Here’s the idea: Use the Flickr API to find photos matching each of the words in the Bible. Then download the photos for each word and layer them on top of each other to produce a composite image for word. Once you do that, layer the important words from each verse on top of each other to produce a composite image for each verse.

Then put all the verses together in sequence to create the orangeish image you see above. About 300,000 images comprising 13,000 words make up the image. Each verse occupies about six pixels.

Technical Background

For layering the photos, I wanted the brightest (most-saturated) colors possible; I used a simple formula. It finds the difference between the brightest and darkest channels in a particular pixel. The brighter colors will tend have bigger differences.

function weight_pixel($pixel)
$rgb = array(( $pixel >> 16 ) & 0xFF, ( $pixel >> 8 ) & 0xFF, $pixel & 0xFF);
sort($rgb, SORT_NUMERIC);
return $rgb[2] - $rgb[0];

This formula differs from the usual conversion formula from RGB to HSL. I didn’t like the results of the RGB-HSL formula as much; the images were slightly darker.

Then I placed the darkest pixels on the bottom layer of the composite image, layering brighter (but about 50% transparent) pixels on top. The results for each word resemble abstract art:

11 (11) begrudge (begrudge) liquid (liquid) sharp (sharp) waterfalls (waterfalls)

I did a similar procedure to produce verse composites, layering the important words from each verse on top of each other. The results are generally less spectacular (in my opinion) than the word composites, as many of the verses look like each other. I’d like to explore other compositing algorithms to try to differentiate the verses more. (Feel free to leave a comment if you have any suggestions for an algorithm!)

Gen 1:2 (Gen 1:2) Josh 3:10 (Josh 3:10) Matt 5:4 (Matt 5:4)

The hardest part was the waiting. It took a long time to download the 300,000 images, and nearly as long to process them all. Plus, it takes a while to upload half a gigabyte of data after processing the images.

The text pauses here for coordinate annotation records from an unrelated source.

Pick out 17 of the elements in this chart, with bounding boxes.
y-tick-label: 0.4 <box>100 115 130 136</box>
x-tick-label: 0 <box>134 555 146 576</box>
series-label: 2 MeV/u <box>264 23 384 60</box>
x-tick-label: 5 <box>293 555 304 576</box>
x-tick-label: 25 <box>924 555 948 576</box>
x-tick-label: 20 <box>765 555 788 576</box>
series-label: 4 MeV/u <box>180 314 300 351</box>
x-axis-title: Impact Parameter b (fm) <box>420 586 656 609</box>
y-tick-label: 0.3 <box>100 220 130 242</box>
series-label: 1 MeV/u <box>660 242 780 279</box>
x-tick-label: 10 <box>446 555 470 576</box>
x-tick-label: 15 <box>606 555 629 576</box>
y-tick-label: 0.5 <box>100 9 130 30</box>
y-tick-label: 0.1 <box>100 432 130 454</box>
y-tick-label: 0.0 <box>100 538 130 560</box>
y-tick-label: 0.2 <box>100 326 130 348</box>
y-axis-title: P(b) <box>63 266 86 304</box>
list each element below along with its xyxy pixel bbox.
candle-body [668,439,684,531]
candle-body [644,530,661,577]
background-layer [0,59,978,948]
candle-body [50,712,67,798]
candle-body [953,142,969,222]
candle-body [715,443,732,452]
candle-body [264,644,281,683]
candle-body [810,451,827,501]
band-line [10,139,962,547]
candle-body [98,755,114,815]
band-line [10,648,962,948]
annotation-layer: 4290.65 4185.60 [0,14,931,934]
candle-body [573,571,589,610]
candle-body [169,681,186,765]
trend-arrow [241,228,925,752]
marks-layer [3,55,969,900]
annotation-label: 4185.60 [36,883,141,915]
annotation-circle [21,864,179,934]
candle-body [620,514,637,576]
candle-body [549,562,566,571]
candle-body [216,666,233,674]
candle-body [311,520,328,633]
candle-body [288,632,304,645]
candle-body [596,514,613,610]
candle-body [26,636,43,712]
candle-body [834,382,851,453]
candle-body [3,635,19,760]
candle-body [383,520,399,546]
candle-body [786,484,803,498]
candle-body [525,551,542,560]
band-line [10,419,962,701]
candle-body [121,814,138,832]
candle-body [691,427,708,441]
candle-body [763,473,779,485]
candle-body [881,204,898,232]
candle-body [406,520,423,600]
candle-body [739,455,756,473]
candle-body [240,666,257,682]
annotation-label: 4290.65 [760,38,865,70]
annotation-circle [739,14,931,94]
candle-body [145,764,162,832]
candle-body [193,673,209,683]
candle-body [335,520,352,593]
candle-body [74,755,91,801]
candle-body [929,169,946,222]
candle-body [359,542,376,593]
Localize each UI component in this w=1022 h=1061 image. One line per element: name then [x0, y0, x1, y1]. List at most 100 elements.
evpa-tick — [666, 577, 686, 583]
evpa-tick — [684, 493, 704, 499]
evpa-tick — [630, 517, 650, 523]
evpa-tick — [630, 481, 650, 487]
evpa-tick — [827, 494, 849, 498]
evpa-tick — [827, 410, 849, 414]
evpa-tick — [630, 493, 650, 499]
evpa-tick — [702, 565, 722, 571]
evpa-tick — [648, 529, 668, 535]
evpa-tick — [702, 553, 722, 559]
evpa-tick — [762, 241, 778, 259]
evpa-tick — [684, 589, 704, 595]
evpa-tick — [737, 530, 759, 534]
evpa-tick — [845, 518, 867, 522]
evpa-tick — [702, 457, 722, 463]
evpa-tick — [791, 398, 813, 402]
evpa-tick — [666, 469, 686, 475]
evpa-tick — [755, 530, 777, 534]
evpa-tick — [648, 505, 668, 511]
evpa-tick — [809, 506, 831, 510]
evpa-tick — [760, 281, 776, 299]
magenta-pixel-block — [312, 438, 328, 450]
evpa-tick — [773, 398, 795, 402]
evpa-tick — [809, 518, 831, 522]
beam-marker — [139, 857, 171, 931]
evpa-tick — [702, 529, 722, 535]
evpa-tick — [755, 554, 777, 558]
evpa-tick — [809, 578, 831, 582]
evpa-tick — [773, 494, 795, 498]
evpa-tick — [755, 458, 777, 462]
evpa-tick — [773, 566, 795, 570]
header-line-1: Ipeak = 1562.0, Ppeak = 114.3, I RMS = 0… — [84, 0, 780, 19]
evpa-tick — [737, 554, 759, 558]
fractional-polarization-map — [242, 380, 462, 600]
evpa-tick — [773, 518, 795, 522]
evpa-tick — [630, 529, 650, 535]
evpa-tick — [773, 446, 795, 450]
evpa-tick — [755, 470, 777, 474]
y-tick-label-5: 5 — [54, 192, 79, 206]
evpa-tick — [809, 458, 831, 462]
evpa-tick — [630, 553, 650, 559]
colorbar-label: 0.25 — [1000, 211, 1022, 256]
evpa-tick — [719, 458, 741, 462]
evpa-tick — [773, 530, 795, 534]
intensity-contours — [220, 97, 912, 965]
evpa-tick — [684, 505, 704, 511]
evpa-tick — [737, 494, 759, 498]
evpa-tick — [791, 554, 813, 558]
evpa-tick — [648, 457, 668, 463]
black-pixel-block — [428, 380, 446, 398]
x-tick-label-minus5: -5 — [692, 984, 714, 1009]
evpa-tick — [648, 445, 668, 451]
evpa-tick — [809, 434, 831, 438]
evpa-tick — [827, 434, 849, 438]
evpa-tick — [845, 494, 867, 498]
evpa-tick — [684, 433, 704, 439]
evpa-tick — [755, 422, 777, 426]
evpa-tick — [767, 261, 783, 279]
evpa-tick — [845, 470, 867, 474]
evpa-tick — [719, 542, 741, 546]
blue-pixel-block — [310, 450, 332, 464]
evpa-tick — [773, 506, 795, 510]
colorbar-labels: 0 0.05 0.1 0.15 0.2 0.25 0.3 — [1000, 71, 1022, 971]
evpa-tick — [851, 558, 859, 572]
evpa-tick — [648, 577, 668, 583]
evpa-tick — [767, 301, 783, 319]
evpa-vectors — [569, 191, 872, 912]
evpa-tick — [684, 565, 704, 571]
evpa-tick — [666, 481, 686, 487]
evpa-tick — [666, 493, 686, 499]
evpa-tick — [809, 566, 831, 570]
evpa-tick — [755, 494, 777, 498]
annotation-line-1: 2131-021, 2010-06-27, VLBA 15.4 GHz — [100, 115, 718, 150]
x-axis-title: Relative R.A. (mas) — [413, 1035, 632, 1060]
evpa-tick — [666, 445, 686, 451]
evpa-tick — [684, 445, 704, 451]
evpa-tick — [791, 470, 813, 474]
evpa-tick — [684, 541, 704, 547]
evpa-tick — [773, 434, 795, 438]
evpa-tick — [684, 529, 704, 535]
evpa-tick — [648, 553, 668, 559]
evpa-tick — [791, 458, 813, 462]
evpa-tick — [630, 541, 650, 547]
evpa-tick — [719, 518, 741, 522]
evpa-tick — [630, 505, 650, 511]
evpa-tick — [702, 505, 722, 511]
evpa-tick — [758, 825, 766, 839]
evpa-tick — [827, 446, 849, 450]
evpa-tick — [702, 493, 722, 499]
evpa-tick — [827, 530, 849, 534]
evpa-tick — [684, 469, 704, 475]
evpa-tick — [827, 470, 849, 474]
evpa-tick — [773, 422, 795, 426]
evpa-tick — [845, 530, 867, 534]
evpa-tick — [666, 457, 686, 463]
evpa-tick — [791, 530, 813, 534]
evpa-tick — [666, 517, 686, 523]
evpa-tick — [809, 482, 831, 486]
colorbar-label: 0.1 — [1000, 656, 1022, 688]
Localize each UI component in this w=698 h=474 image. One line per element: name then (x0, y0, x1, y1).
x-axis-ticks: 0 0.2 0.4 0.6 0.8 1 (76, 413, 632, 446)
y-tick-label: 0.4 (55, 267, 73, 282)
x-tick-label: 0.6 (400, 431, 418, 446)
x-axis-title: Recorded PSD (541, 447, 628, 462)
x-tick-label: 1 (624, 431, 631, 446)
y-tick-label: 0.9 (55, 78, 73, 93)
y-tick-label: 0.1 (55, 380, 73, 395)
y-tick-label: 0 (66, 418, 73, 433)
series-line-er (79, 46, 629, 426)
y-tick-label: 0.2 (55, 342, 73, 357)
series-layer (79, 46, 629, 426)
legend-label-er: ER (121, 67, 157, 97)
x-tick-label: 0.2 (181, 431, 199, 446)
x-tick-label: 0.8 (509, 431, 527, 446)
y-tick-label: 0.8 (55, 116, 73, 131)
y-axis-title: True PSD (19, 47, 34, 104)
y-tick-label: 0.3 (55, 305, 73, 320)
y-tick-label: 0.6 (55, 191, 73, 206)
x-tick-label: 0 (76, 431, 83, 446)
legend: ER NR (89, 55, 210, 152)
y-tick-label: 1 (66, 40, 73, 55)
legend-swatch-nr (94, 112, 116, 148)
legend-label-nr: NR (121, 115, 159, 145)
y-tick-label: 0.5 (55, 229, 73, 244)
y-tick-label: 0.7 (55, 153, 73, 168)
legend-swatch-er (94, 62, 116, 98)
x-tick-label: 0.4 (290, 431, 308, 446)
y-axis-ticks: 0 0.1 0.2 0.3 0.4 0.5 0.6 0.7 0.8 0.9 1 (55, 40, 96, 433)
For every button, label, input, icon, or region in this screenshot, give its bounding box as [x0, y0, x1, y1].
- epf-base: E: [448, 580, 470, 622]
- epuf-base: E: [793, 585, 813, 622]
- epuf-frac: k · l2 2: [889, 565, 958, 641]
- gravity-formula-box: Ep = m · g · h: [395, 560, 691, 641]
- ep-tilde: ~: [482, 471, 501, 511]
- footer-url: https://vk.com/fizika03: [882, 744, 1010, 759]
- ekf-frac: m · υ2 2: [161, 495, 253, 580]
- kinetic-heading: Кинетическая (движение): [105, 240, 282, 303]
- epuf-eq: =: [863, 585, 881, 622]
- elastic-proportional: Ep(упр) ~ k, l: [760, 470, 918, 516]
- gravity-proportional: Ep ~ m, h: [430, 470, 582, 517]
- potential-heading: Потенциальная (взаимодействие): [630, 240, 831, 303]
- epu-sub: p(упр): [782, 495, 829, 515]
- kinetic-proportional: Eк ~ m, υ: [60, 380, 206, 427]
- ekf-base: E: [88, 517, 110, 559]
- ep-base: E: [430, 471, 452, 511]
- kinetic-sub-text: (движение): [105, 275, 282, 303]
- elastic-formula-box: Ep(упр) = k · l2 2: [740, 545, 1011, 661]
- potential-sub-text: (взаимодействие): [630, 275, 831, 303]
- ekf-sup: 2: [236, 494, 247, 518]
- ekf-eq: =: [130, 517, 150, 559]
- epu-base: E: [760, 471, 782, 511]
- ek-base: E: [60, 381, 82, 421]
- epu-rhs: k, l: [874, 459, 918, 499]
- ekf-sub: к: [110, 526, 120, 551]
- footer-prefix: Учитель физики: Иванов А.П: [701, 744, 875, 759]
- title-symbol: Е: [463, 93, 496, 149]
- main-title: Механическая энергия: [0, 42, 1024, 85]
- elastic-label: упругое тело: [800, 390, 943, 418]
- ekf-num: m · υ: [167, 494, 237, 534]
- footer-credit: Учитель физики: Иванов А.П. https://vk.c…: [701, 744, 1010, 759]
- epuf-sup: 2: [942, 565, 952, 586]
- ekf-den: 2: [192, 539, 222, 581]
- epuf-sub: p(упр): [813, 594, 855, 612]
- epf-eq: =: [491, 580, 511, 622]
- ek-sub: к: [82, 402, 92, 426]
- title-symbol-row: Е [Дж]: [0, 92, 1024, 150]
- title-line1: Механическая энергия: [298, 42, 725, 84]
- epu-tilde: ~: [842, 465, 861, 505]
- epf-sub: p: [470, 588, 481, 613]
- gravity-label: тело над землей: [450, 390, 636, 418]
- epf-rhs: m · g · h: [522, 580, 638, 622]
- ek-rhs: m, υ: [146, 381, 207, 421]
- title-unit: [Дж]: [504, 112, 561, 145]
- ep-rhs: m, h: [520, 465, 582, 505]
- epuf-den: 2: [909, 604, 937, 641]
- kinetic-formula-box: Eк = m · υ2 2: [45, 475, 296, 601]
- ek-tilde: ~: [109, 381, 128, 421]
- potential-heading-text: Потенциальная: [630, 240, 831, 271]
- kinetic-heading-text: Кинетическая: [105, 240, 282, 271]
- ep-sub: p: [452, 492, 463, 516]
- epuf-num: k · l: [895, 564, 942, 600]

The verses composites omit images for about 200 common words (as listed in the Crossway Comprehensive Concordance of the ESV). I didn’t want common words to overwhelm the important ones.

From a coding standpoint, this project let me try out the jQuery Javascript library, which I’ve been wanting to do for some time.

Future Directions

Well, the result is awfully orange. As I said above, I would’ve liked to see some more differentiation. (I tried a few different formulas but didn’t come up with anything that works much better.) You can see some bands that are more orange than others, but I’m not sure how significant they are.

It would be interesting to try to calculate cross-references based on the similarity of the verse composites—are verses that look alike actually similar?

Any work of literature would lend itself to this kind of project. Project Gutenberg has lots of public-domain e-texts available. It would be interesting to compare the composite footprint of, say, Moby Dick to the Bible’s.


The inspiration for this project comes from the 80 Million Tiny Images project by Antonio Torralba, Rob Fergus, and William T. Freeman at MIT. They created a map of nouns in the English language by downloading images from search engines, combining the images, and then arranging them into a graphic based on the words’ semantic distance from each other. Fascinating stuff. Via ReadWriteWeb.